My best friend from 7th grade just had a baby on Friday.
Normally this would not be headline making news except for well, this is my blog and so I decide what makes the headlines. She's not my first friend to have a baby and not even the first of my peers to have a baby. But, when I look at pictures of my friend looking with down at her little one with the purest love and peace in her face, I have this sudden flashback to all the years I spent learning who this woman is and I am so struck by the idea that she has, in an instant, become suddenly and wholy redefined. In her glance, I see the same eyes that would light up with mischief as she would try and get me in trouble in social studies class in 7th grade by starting every question with "Mr.
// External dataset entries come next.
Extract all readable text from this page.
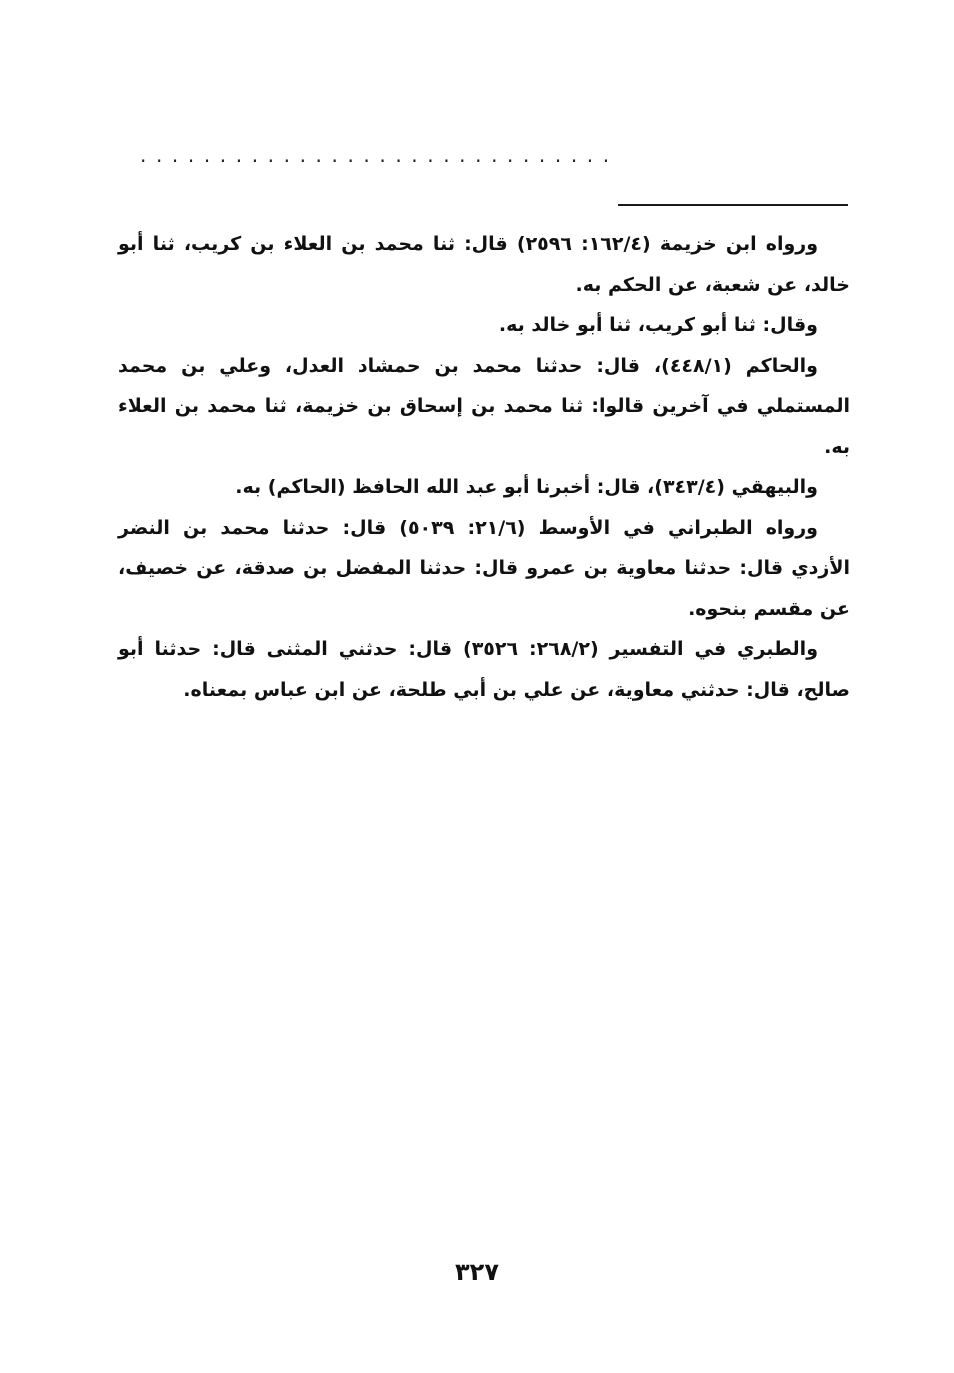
..............................

ورواه ابن خزيمة (١٦٢/٤: ٢٥٩٦) قال: ثنا محمد بن العلاء بن كريب، ثنا أبو خالد، عن شعبة، عن الحكم به.

وقال: ثنا أبو كريب، ثنا أبو خالد به.

والحاكم (٤٤٨/١)، قال: حدثنا محمد بن حمشاد العدل، وعلي بن محمد المستملي في آخرين قالوا: ثنا محمد بن إسحاق بن خزيمة، ثنا محمد بن العلاء به.

والبيهقي (٣٤٣/٤)، قال: أخبرنا أبو عبد الله الحافظ (الحاكم) به.

ورواه الطبراني في الأوسط (٢١/٦: ٥٠٣٩) قال: حدثنا محمد بن النضر الأزدي قال: حدثنا معاوية بن عمرو قال: حدثنا المفضل بن صدقة، عن خصيف، عن مقسم بنحوه.

والطبري في التفسير (٢٦٨/٢: ٣٥٢٦) قال: حدثني المثنى قال: حدثنا أبو صالح، قال: حدثني معاوية، عن علي بن أبي طلحة، عن ابن عباس بمعناه.

٣٢٧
Finn, Meghan wants to know..." I see the same smile that registered joy and surprise at the simplicity of a swim in the cold Atlantic surf our family vacations in early April and the same determined brow that would furrow down as she rose to defend me against our priggish JV softball coach. I sense the same gentle manner that would turn a antisocial cat into a purring mushball and the same prideful tilt of her head that I saw the day she walked down the aisle. In one forever captured glance of the camera shutter eye, I saw the woman who I have known over 14 years become a mother. If I knew even one ounce of the love, compassion, loyalty and insatiable curiousity that this woman embodies, then that little boy is in store for an amazing life as her child.
Welcome to the world, JCS. You are in for a great ride.